His father walked him to school, which at least was unbewildering, and he was happy to play with a large plastic tractor on his own, since every now and then Miss Partridge would come by and see how he was. She had soft eyes, and blonde hair the colour of bleached straw, and she wore a scent that gave off a faint whiff of peach which he liked to smell when she hugged him – which was often, if not as often as he liked.
Today she spent more time than usual with him, then when nursery was over he found his father standing at one end of the room. He had come from work, wearing a jacket and tie, and in his hand he held a brown fedora, which Bobby was told not to play with each time he tried to bring it out from the front hall closet.

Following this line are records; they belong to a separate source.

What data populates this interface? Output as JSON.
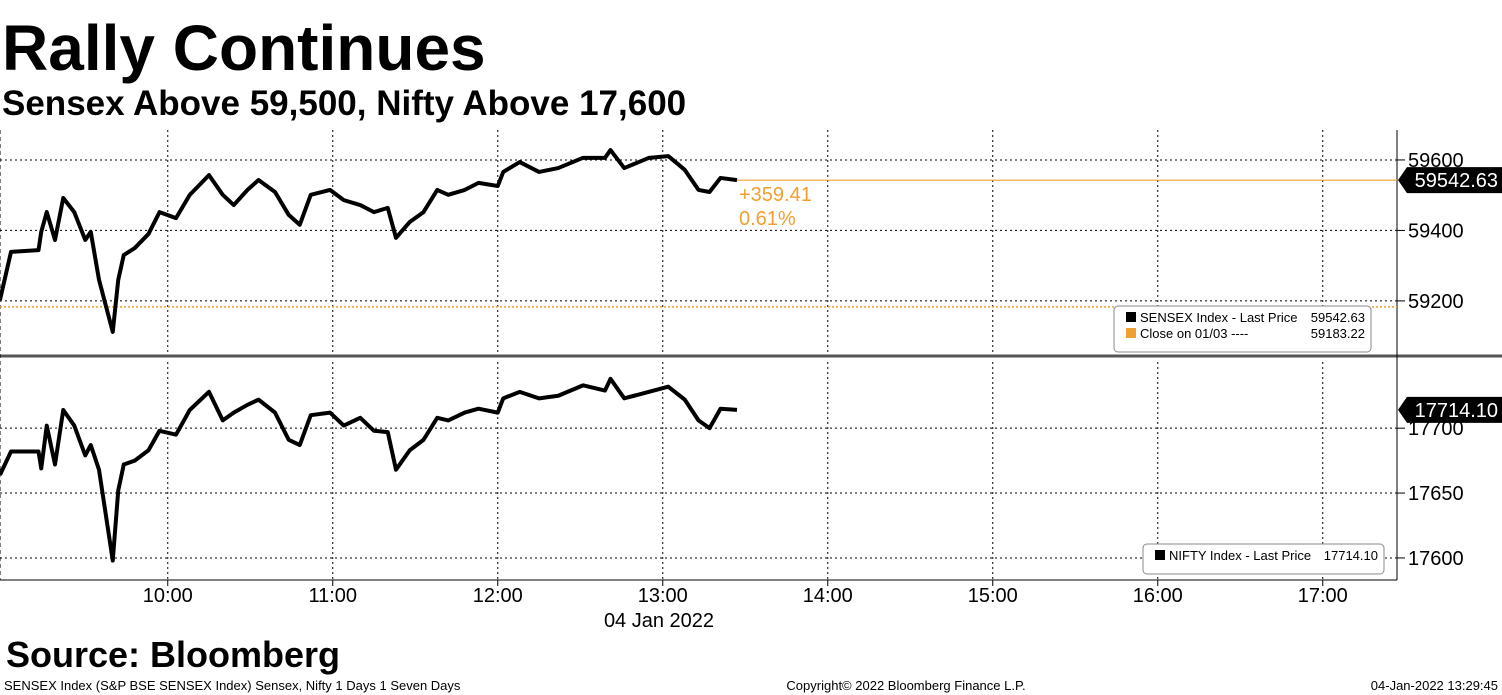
{
  "header": {
    "title": "Rally Continues",
    "subtitle": "Sensex Above 59,500, Nifty Above 17,600"
  },
  "chart_data": [
    {
      "type": "line",
      "x": [
        "08:59",
        "09:03",
        "09:13",
        "09:14",
        "09:16",
        "09:19",
        "09:22",
        "09:26",
        "09:30",
        "09:32",
        "09:35",
        "09:40",
        "09:42",
        "09:44",
        "09:48",
        "09:53",
        "09:57",
        "10:03",
        "10:08",
        "10:15",
        "10:20",
        "10:24",
        "10:29",
        "10:33",
        "10:39",
        "10:44",
        "10:48",
        "10:52",
        "10:59",
        "11:04",
        "11:10",
        "11:15",
        "11:20",
        "11:23",
        "11:28",
        "11:33",
        "11:38",
        "11:42",
        "11:48",
        "11:53",
        "12:00",
        "12:02",
        "12:08",
        "12:15",
        "12:22",
        "12:31",
        "12:39",
        "12:41",
        "12:46",
        "12:55",
        "13:02",
        "13:08",
        "13:13",
        "13:17",
        "13:21",
        "13:27"
      ],
      "series": [
        {
          "name": "SENSEX Index - Last Price",
          "color": "#000000",
          "last_label": "59542.63",
          "values": [
            59203,
            59339,
            59344,
            59396,
            59452,
            59373,
            59492,
            59452,
            59373,
            59396,
            59260,
            59112,
            59260,
            59330,
            59350,
            59390,
            59452,
            59435,
            59501,
            59557,
            59501,
            59472,
            59515,
            59543,
            59509,
            59444,
            59416,
            59501,
            59515,
            59486,
            59472,
            59452,
            59464,
            59379,
            59424,
            59452,
            59515,
            59501,
            59515,
            59535,
            59526,
            59566,
            59594,
            59566,
            59577,
            59606,
            59606,
            59628,
            59577,
            59606,
            59611,
            59572,
            59515,
            59509,
            59549,
            59542.63
          ]
        }
      ],
      "reference_lines": [
        {
          "name": "Close on 01/03 ----",
          "value": 59183.22,
          "color": "#f0a030"
        }
      ],
      "annotations": [
        "+359.41",
        "0.61%"
      ],
      "annotation_color": "#f0a030",
      "xlim": [
        "08:59",
        "17:27"
      ],
      "xticks": [
        "10:00",
        "11:00",
        "12:00",
        "13:00",
        "14:00",
        "15:00",
        "16:00",
        "17:00"
      ],
      "ylim": [
        59055,
        59685
      ],
      "yticks": [
        59200,
        59400,
        59600
      ],
      "grid": true,
      "legend": "bottom-right"
    },
    {
      "type": "line",
      "x": [
        "08:59",
        "09:03",
        "09:13",
        "09:14",
        "09:16",
        "09:19",
        "09:22",
        "09:26",
        "09:30",
        "09:32",
        "09:35",
        "09:40",
        "09:42",
        "09:44",
        "09:48",
        "09:53",
        "09:57",
        "10:03",
        "10:08",
        "10:15",
        "10:20",
        "10:24",
        "10:29",
        "10:33",
        "10:39",
        "10:44",
        "10:48",
        "10:52",
        "10:59",
        "11:04",
        "11:10",
        "11:15",
        "11:20",
        "11:23",
        "11:28",
        "11:33",
        "11:38",
        "11:42",
        "11:48",
        "11:53",
        "12:00",
        "12:02",
        "12:08",
        "12:15",
        "12:22",
        "12:31",
        "12:39",
        "12:41",
        "12:46",
        "12:55",
        "13:02",
        "13:08",
        "13:13",
        "13:17",
        "13:21",
        "13:27"
      ],
      "series": [
        {
          "name": "NIFTY Index - Last Price",
          "color": "#000000",
          "last_label": "17714.10",
          "values": [
            17664,
            17682,
            17682,
            17669,
            17702,
            17672,
            17714,
            17702,
            17679,
            17687,
            17668,
            17598,
            17652,
            17672,
            17675,
            17683,
            17698,
            17695,
            17714,
            17728,
            17706,
            17712,
            17718,
            17722,
            17712,
            17691,
            17687,
            17710,
            17712,
            17702,
            17708,
            17698,
            17697,
            17668,
            17683,
            17691,
            17708,
            17706,
            17712,
            17715,
            17712,
            17723,
            17728,
            17723,
            17725,
            17733,
            17729,
            17738,
            17723,
            17728,
            17732,
            17722,
            17706,
            17700,
            17715,
            17714.1
          ]
        }
      ],
      "xlim": [
        "08:59",
        "17:27"
      ],
      "xticks": [
        "10:00",
        "11:00",
        "12:00",
        "13:00",
        "14:00",
        "15:00",
        "16:00",
        "17:00"
      ],
      "xlabel": "04 Jan 2022",
      "ylim": [
        17583,
        17751
      ],
      "yticks": [
        17600,
        17650,
        17700
      ],
      "grid": true,
      "legend": "bottom-right"
    }
  ],
  "footer": {
    "source": "Source: Bloomberg",
    "description": "SENSEX Index (S&P BSE SENSEX Index) Sensex, Nifty 1 Days 1 Seven Days",
    "copyright": "Copyright© 2022 Bloomberg Finance L.P.",
    "timestamp": "04-Jan-2022 13:29:45"
  }
}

They walked home along 57th Street, past one block of low shop fronts, then a series of four-storey apartment buildings. Ahead of them he could see Sarnat’s on the corner across from their own apartment, the drugstore where his brother and sister would take him to buy candy or in summer months Popsicles, lifted out of a freezer compartment like Ice Age statuettes. ‘Where’s Mom?’ he asked his father, trying to sound hopeful.
‘She’s in Billings,’ his father said. ‘The hospital.’ Bobby could tell he was trying to be patient. ‘She’s going to be there for a while.’
‘So are you going to look after me?’ he asked doubtfully, for if this were the case, why was his father wearing a tie?
‘Gladys is home today,’ his father said, and Bobby’s heart sank. Gladys usually came once a week to clean the apartment. She was immensely fat – when Bobby hugged her his arms went nowhere near around her waist – and not much fun at all. If his father was taking him home, why did Gladys have to be there, too?
When they got to the apartment Gladys was in the kitchen, frying something at the stove. ‘Here we are,’ his father said, with a cheery note Bobby could tell was forced.
‘I’m making the supper, Mr Danziger,’ she said. She wore an enormous apron that accentuated her girth, and held an oversized fork in her hand, poised over the sizzling skillet. ‘You just leave the boy here with me. He’ll be fine. Go on, you get on back to work.’
Bobby’s face froze – what was she thinking of, telling his father to go away? He grabbed his father’s hand and looked up at his face, where his father’s dark eyes were watching him anxiously.